Originally Posted by **MBW** In my view, the key points of the theory are:
1) The Principle of Relativity - The laws of physics are the same (i.e. invariant) in all inertial frames of reference.
2) Invariant Light Speed.
3) The __concept__ of a 4 dimensional SpaceTime.
All the rest (e.g. time dilation) is a consequence of these 2 basic postulates,
(Invariant Laws, Constant Speed of Light)
expressed in the context of a 4 dimensional SpaceTime. |

Your "3)" is something that pre-dates relativity theory. It is present in all of physics since physicists began using three dimensional geometry and time. What special relativity theory does is take the way that we conceptualize space and time (through the ideal processes of measurement and the ideal Newtonian mechanics and Maxwell's electrodynamics behavior of physical objects at a specific location) and use the other two principles to show that one cannot make a determination of the nature of spatial coordinates without at the same time making a determination of the nature of time coordinates. This ends us implying that a 4D spacetime geometry is the underlying geometry of a 3D space + 1D time geometry that can be produced in a number of ways. This then forces us to write physical laws in certain ways to ensure that they can be expressed in a way that allows them to be applied to any (special) system of coordinates such that the laws can be easily translated from one system to another.

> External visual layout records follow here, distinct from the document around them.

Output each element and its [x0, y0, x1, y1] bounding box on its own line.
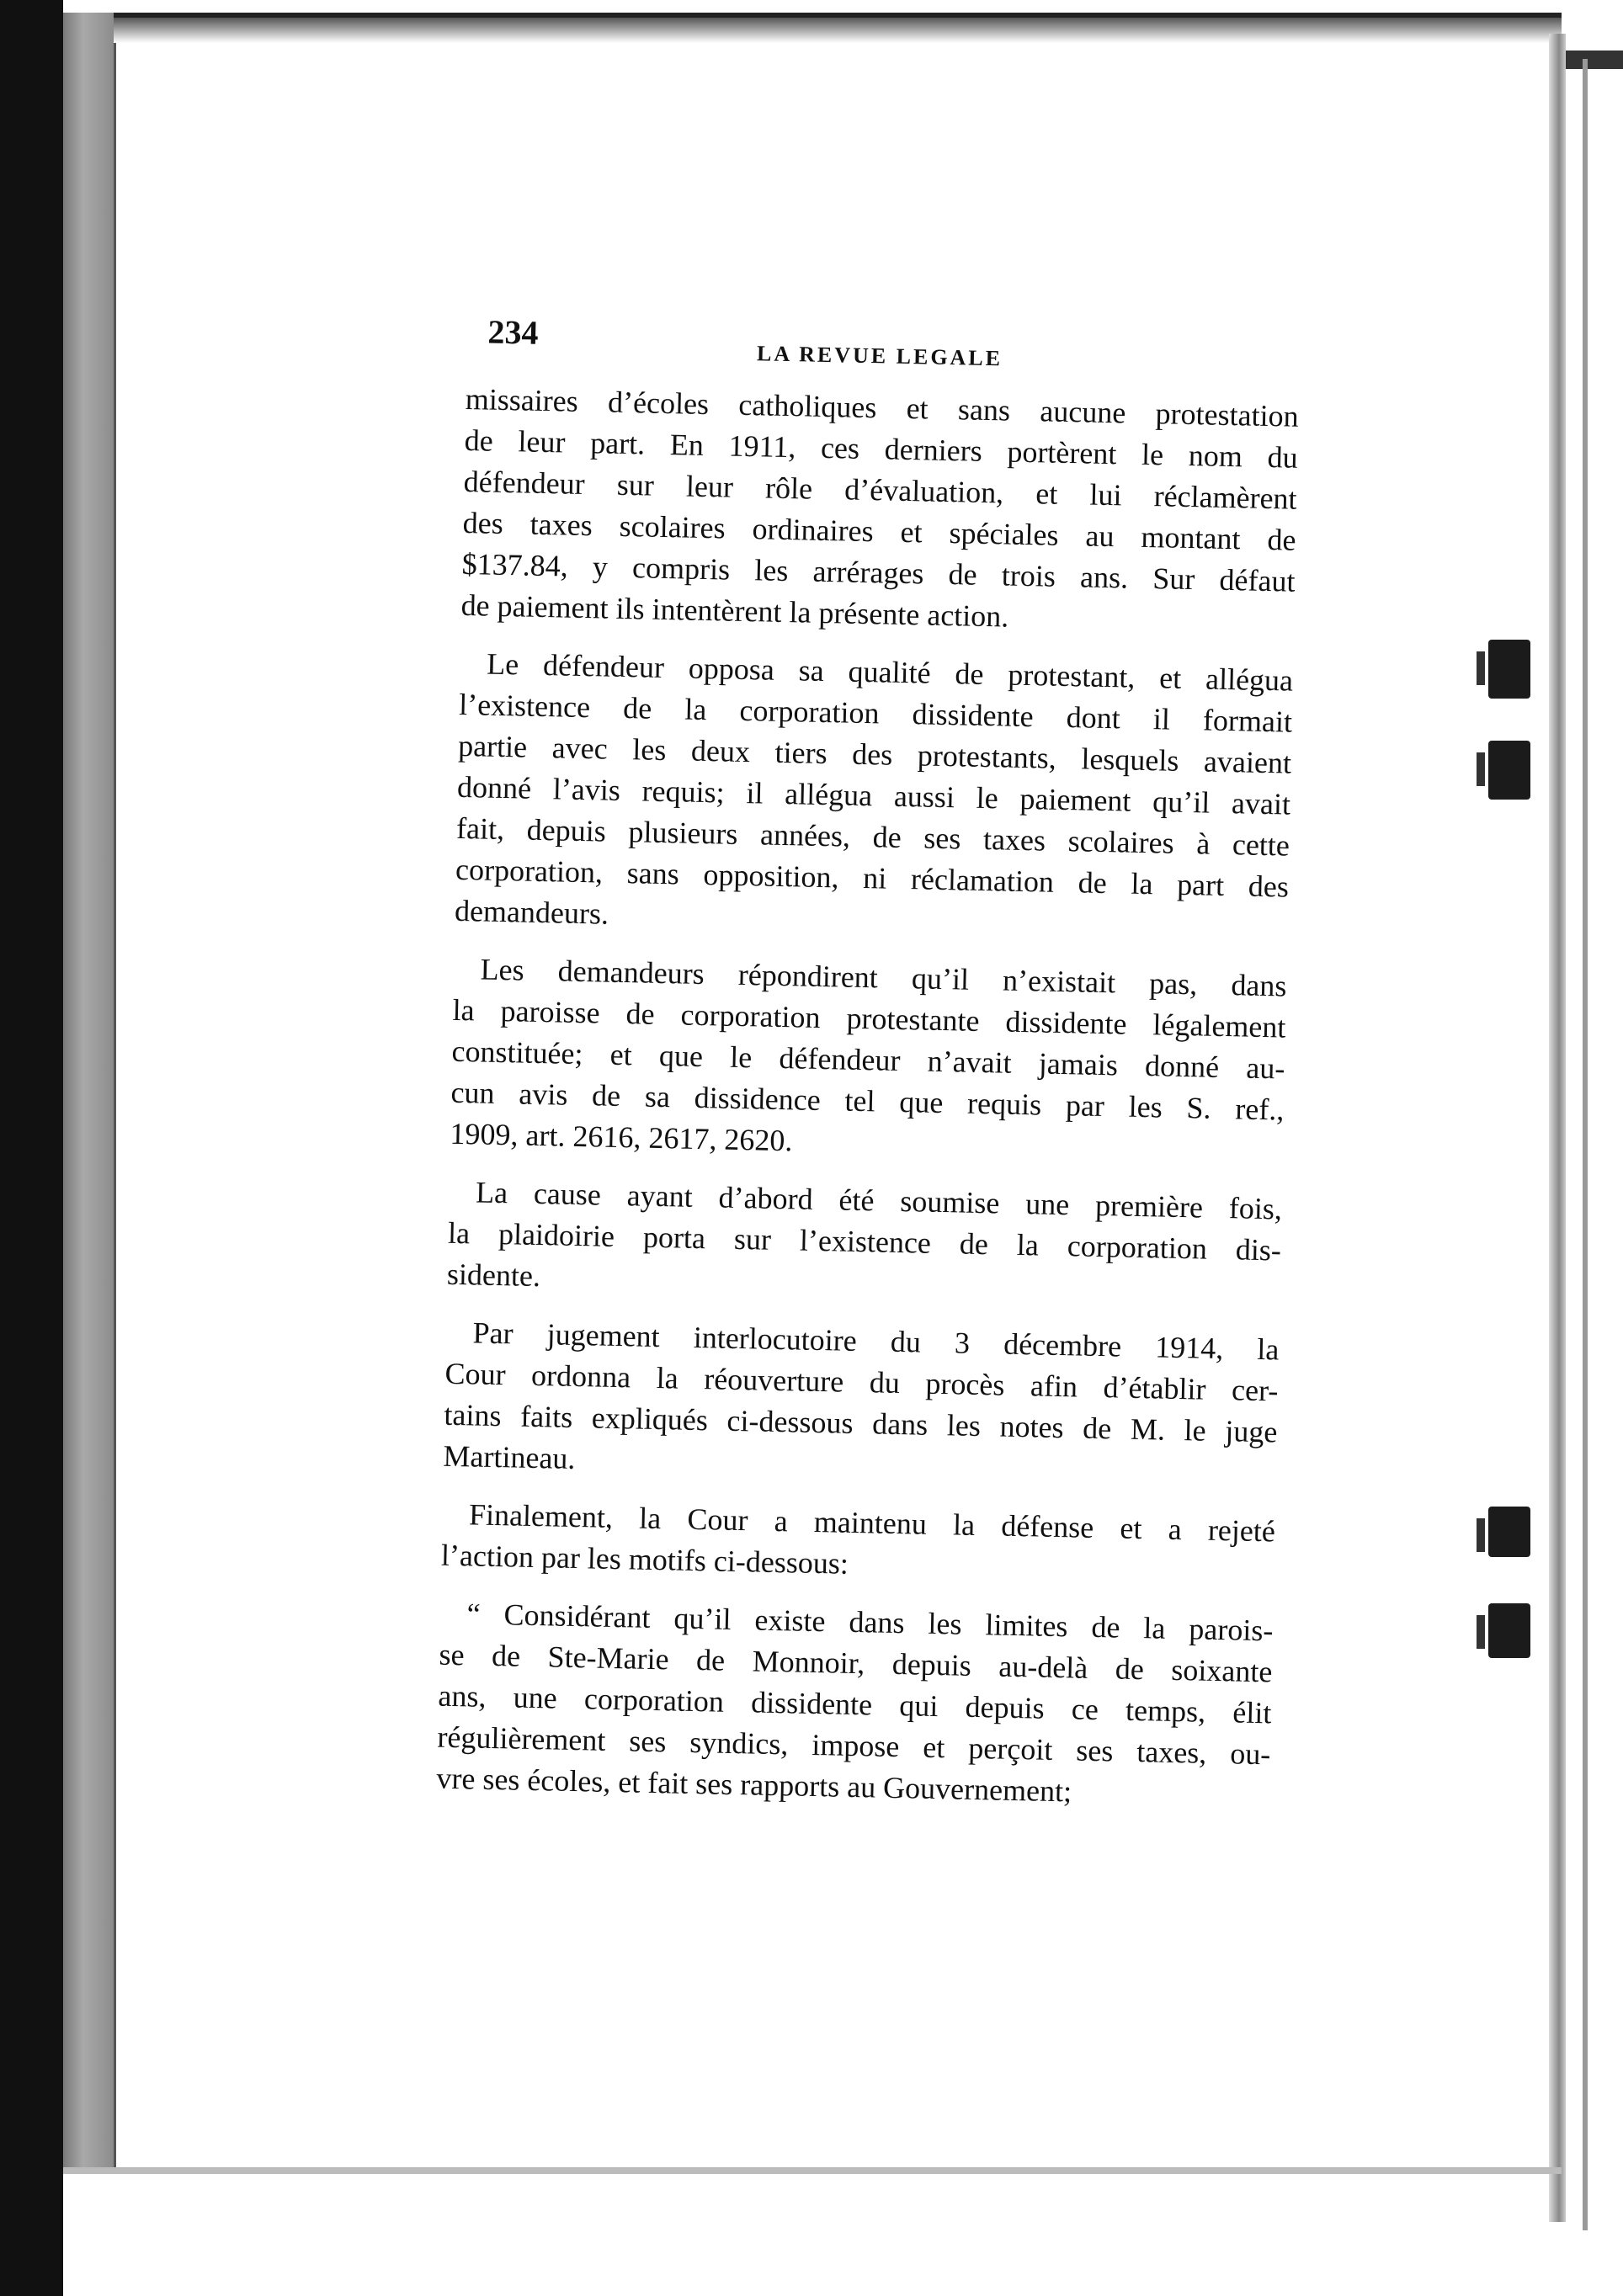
paragraph — [450, 949, 1287, 1172]
text-line: sidente. — [446, 1257, 541, 1294]
page-text-block — [436, 311, 1301, 1833]
paragraph — [443, 1312, 1280, 1495]
text-line: demandeurs. — [454, 893, 609, 931]
binding-edge — [0, 0, 63, 2296]
paragraph — [447, 1172, 1283, 1313]
top-page-edge — [114, 13, 1562, 43]
text-line: corporation, sans opposition, ni réclamation de la part des — [455, 852, 1290, 904]
text-line: tains faits expliqués ci-dessous dans les notes de M. le juge — [444, 1397, 1278, 1449]
text-line: constituée; et que le défendeur n’avait jamais donné au- — [451, 1034, 1285, 1086]
text-line: de leur part. En 1911, ces derniers portèrent le nom du — [464, 423, 1298, 475]
right-page-edge — [1549, 34, 1566, 2222]
text-line: l’action par les motifs ci-dessous: — [440, 1538, 849, 1581]
text-line: Par jugement interlocutoire du 3 décembre 1914, la — [472, 1315, 1280, 1367]
running-head: LA REVUE LEGALE — [756, 341, 1003, 371]
text-line: La cause ayant d’abord été soumise une première fois, — [475, 1175, 1283, 1226]
text-line: Le défendeur opposa sa qualité de protestant, et allégua — [486, 646, 1294, 698]
page-edge-shadow — [63, 13, 116, 2167]
binder-clip-mark — [1488, 1507, 1530, 1557]
right-top-corner — [1566, 50, 1623, 69]
text-line: vre ses écoles, et fait ses rapports au Gouvernement; — [436, 1761, 1072, 1809]
text-line: défendeur sur leur rôle d’évaluation, et lui réclamèrent — [463, 464, 1297, 516]
text-line: cun avis de sa dissidence tel que requis par les S. ref., — [450, 1075, 1285, 1127]
paragraph — [455, 643, 1294, 949]
text-line: Cour ordonna la réouverture du procès afin d’établir cer- — [444, 1356, 1279, 1408]
paragraph — [460, 379, 1299, 644]
text-line: des taxes scolaires ordinaires et spéciales au montant de — [462, 505, 1296, 557]
text-line: la paroisse de corporation protestante dissidente légalement — [452, 992, 1286, 1044]
text-line: se de Ste-Marie de Monnoir, depuis au-delà de soixante — [439, 1637, 1273, 1689]
binder-clip-mark — [1488, 640, 1530, 699]
body-text — [436, 379, 1299, 1816]
text-line: régulièrement ses syndics, impose et perçoit ses taxes, ou- — [437, 1719, 1271, 1772]
binder-clip-mark — [1488, 741, 1530, 800]
text-line: missaires d’écoles catholiques et sans aucune protestation — [465, 381, 1300, 433]
text-line: “ Considérant qu’il existe dans les limites de la parois- — [466, 1597, 1274, 1648]
text-line: 1909, art. 2616, 2617, 2620. — [450, 1116, 793, 1158]
right-edge-line — [1583, 59, 1588, 2230]
paragraph — [436, 1593, 1274, 1817]
text-line: donné l’avis requis; il allégua aussi le paiement qu’il avait — [456, 769, 1291, 821]
text-line: fait, depuis plusieurs années, de ses taxes scolaires à cette — [455, 811, 1290, 863]
text-line: Les demandeurs répondirent qu’il n’existait pas, dans — [480, 952, 1287, 1003]
text-line: la plaidoirie porta sur l’existence de la corporation dis- — [447, 1215, 1282, 1268]
page-number: 234 — [487, 312, 539, 352]
text-line: de paiement ils intentèrent la présente action. — [460, 587, 1009, 634]
bottom-page-edge — [63, 2167, 1562, 2174]
text-line: l’existence de la corporation dissidente dont il formait — [458, 687, 1293, 739]
text-line: partie avec les deux tiers des protestants, lesquels avaient — [457, 728, 1292, 780]
paragraph — [441, 1494, 1276, 1594]
text-line: Finalement, la Cour a maintenu la défense et a rejeté — [468, 1497, 1276, 1549]
text-line: Martineau. — [443, 1438, 576, 1475]
text-line: ans, une corporation dissidente qui depuis ce temps, élit — [438, 1678, 1272, 1730]
binder-clip-mark — [1488, 1603, 1530, 1658]
text-line: $137.84, y compris les arrérages de trois ans. Sur défaut — [461, 546, 1296, 598]
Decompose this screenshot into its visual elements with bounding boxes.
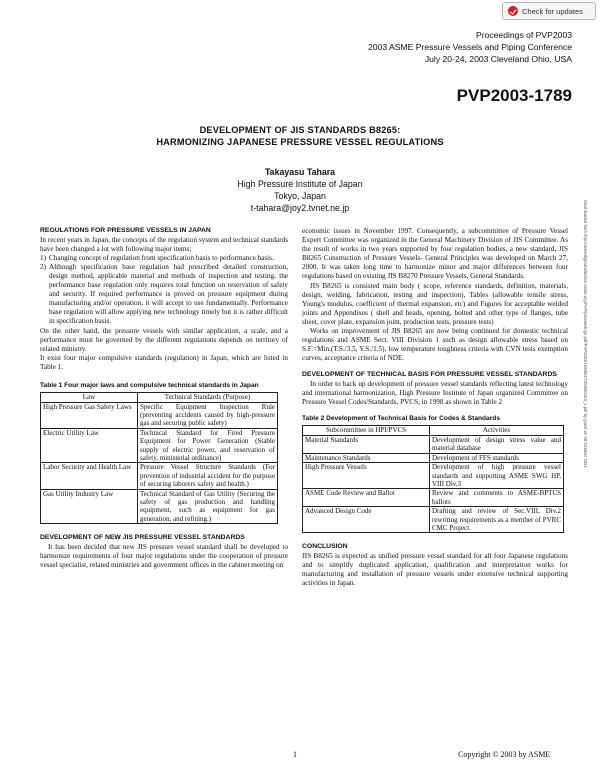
paragraph: JIS B8265 is expected as unified pressure vessel standard for all four Japanese regulations and to simplify duplicated application, qualification and interpretation works for manufacturing and installation of pressure vessels under extensive technical supporting activities in Japan. — [302, 551, 568, 588]
table-cell: Development of high pressure vessel standards and supporting ASME SWG HP, VIII Div.3 — [430, 463, 564, 489]
table-header-row — [41, 393, 278, 402]
table-row — [41, 463, 278, 489]
list-number: 2) — [40, 262, 46, 271]
table-cell: Gas Utility Industry Law — [41, 489, 138, 524]
author-email: t-tahara@joy2.tvnet.ne.jp — [250, 203, 350, 213]
table-cell: Specific Equipment Inspection Rule (preventing accidents caused by high-pressure gas and securing public safety) — [138, 402, 278, 428]
table-row — [41, 428, 278, 463]
table-2-caption: Table 2 Development of Technical Basis for Codes & Standards — [302, 415, 500, 423]
paragraph: It has been decided that new JIS pressure vessel standard shall be developed to harmonize requirements of four major regulations under the cooperation of pressure vessel specialist, related ministries and government offices in the cabinet meeting on — [40, 542, 288, 570]
table-cell: Maintenance Standards — [303, 453, 430, 462]
paragraph: JIS B8265 is consisted main body ( scope, reference standards, definition, materials, design, welding, fabrication, testing and inspection), Tables (allowable tensile stress, Young's modulus, coefficient of thermal expansion, etc) and Figures for acceptable welded joints and Appendixes ( shell and heads, opening, bolted and other type of flanges, tube sheet, cover plate, expansion joint, production tests, pressure tests) — [302, 281, 568, 326]
list-item — [40, 254, 288, 263]
table-1-caption: Table 1 Four major laws and compulsive technical standards in Japan — [40, 382, 259, 389]
table-cell: Pressure Vessel Structure Standards (For prevention of industrial accident for the purpose of securing laborers safety and health.) — [138, 463, 278, 489]
table-cell: Electric Utility Law — [41, 428, 138, 463]
table-cell: Advanced Design Code — [303, 507, 430, 533]
table-row — [303, 507, 564, 533]
table-header-cell: Activities — [430, 426, 564, 435]
copyright-notice: Copyright © 2003 by ASME — [458, 750, 551, 759]
table-header-cell: Technical Standards (Purpose) — [138, 393, 278, 402]
page-number: 1 — [293, 750, 297, 759]
table-cell: Technical Standard of Gas Utility (Securing the safety of gas production and handling equipment, such as equipment for gas generation, and refining.) — [138, 489, 278, 524]
table-cell: High Pressure Gas Safety Laws — [41, 402, 138, 428]
paper-title-line-1: DEVELOPMENT OF JIS STANDARDS B8265: — [199, 125, 401, 135]
table-cell: High Pressure Vessels — [303, 463, 430, 489]
paragraph: In recent years in Japan, the concepts of the regulation system and technical standards have been changed a lot with following major items; — [40, 235, 288, 253]
table-1 — [40, 392, 278, 524]
section-heading-conclusion: CONCLUSION — [302, 543, 348, 551]
list-text: Although specification base regulation had prescribed detailed construction, design method, applicable material and methods of inspection and testing, the performance base regulation only requires total function on reservation of safety and security. If required performance is proved on pressure equipment during manufacturing and/or operation, it will accept to use fundamentally. Performance base regulation will allow applying new technology timely but it is rather difficult in specification basis. — [49, 262, 288, 326]
left-column — [40, 227, 288, 570]
proceedings-line: Proceedings of PVP2003 — [475, 30, 572, 40]
table-cell: Technical Standard for Fired Pressure Equipment for Power Generation (Stable supply of electric power, and reservation of safety, ministerial ordinance) — [138, 428, 278, 463]
table-cell: Development of FFS standards — [430, 453, 564, 462]
paper-title-line-2: HARMONIZING JAPANESE PRESSURE VESSEL REGULATIONS — [156, 137, 444, 147]
paragraph: Works on improvement of JIS B8265 are now being continued for domestic technical regulations and ASME Sect. VIII Division 1 such as design allowable stress based on S.F.=Min.(T.S./3.5, Y.S./1.5), low temperature toughness criteria with CVN tests exemption curves, acceptance criteria of NDE. — [302, 327, 568, 363]
table-row — [41, 402, 278, 428]
table-header-cell: Subcommittee in HPI/PVCS — [303, 426, 430, 435]
paragraph: It exist four major compulsive standards (regulation) in Japan, which are listed in Table 1. — [40, 353, 288, 371]
section-heading-regulations: REGULATIONS FOR PRESSURE VESSELS IN JAPAN — [40, 227, 211, 234]
table-cell: Drafting and review of Sec.VIII, Div.2 rewriting requirements as a member of PVRC CMC Project — [430, 507, 564, 533]
download-side-note-text: Downloaded from http://asmedigitalcollection.asme.org/PVP/proceedings-pdf/PVP2003/16990/47/2568010/3_1.pdf by guest on 08 October 2021 — [583, 200, 588, 468]
download-side-note — [578, 200, 590, 620]
table-header-cell: Law — [41, 393, 138, 402]
check-for-updates-button[interactable] — [502, 2, 596, 20]
table-row — [41, 489, 278, 524]
table-cell: Development of design stress value and material database — [430, 435, 564, 453]
table-cell: Review and comments to ASME-BPTCS ballots — [430, 489, 564, 507]
table-2 — [302, 425, 564, 533]
dates-place-line: July 20-24, 2003 Cleveland Ohio, USA — [424, 54, 572, 64]
paragraph: In order to back up development of pressure vessel standards reflecting latest technology and international harmonization, High Pressure Institute of Japan organized Committee on Pressure Vessel Codes/Standards, PVCS, in 1998 as shown in Table 2 — [302, 380, 568, 407]
table-cell: Material Standards — [303, 435, 430, 453]
section-heading-new-jis: DEVELOPMENT OF NEW JIS PRESSURE VESSEL STANDARDS — [40, 534, 245, 542]
list-text: Changing concept of regulation from specification basis to performance basis. — [49, 253, 274, 262]
conference-line: 2003 ASME Pressure Vessels and Piping Conference — [368, 42, 572, 52]
author-location: Tokyo, Japan — [274, 191, 326, 201]
paragraph: On the other hand, the pressure vessels with similar application, a scale, and a performance must be governed by the different regulations depends on territory of related ministry. — [40, 326, 288, 353]
list-item — [40, 263, 288, 327]
table-cell: ASME Code Review and Ballot — [303, 489, 430, 507]
paragraph: economic issues in November 1997. Consequently, a subcommittee of Pressure Vessel Expert Committee was organized in the General Machinery Division of JIS Committee. As the result of works in two years supported by four regulation bodies, a new standard, JIS B8265 Construction of Pressure Vessels- General Principles was developed on March 27, 2000. It was taken long time to harmonize minor and major differences between four regulations based on existing JIS B8270 Pressure Vessels, General Standards. — [302, 227, 568, 281]
check-for-updates-label: Check for updates — [522, 6, 583, 16]
table-row — [303, 453, 564, 462]
right-column — [302, 227, 568, 588]
table-row — [303, 435, 564, 453]
paper-id: PVP2003-1789 — [456, 86, 572, 105]
author-affiliation: High Pressure Institute of Japan — [237, 179, 363, 189]
table-cell: Labor Security and Health Law — [41, 463, 138, 489]
table-row — [303, 463, 564, 489]
list-number: 1) — [40, 253, 46, 262]
check-badge-icon — [508, 6, 518, 16]
table-row — [303, 489, 564, 507]
section-heading-technical-basis: DEVELOPMENT OF TECHNICAL BASIS FOR PRESSURE VESSEL STANDARDS — [302, 371, 557, 379]
table-header-row — [303, 426, 564, 435]
author-name: Takayasu Tahara — [264, 167, 336, 177]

(General relativity then accepts this behavior at the level of geometry for adjacent points, but allows complete freedom of coordinate choice. This then requires additional restrictions on the way that physical laws are expressed so that they can be applied to any system of coordinates.

So I would say that the underlying principles of special relativity are:

1) The Principle of Relativity - Changing the system of coordinate one used, as long as they are coordinates in which one can do physics, does not change physics.

2) Invariant Light Speed - the speed of light between coordinate points is the same in all coordinate systems in which one can do physics. [This relies also on the assumption of most, if not all, of Maxwell's electrodynamics.]

3) Those coordinate systems in which it is possible to do physics are those coordinate systems in which Newtonian mechanics correctly describes motion.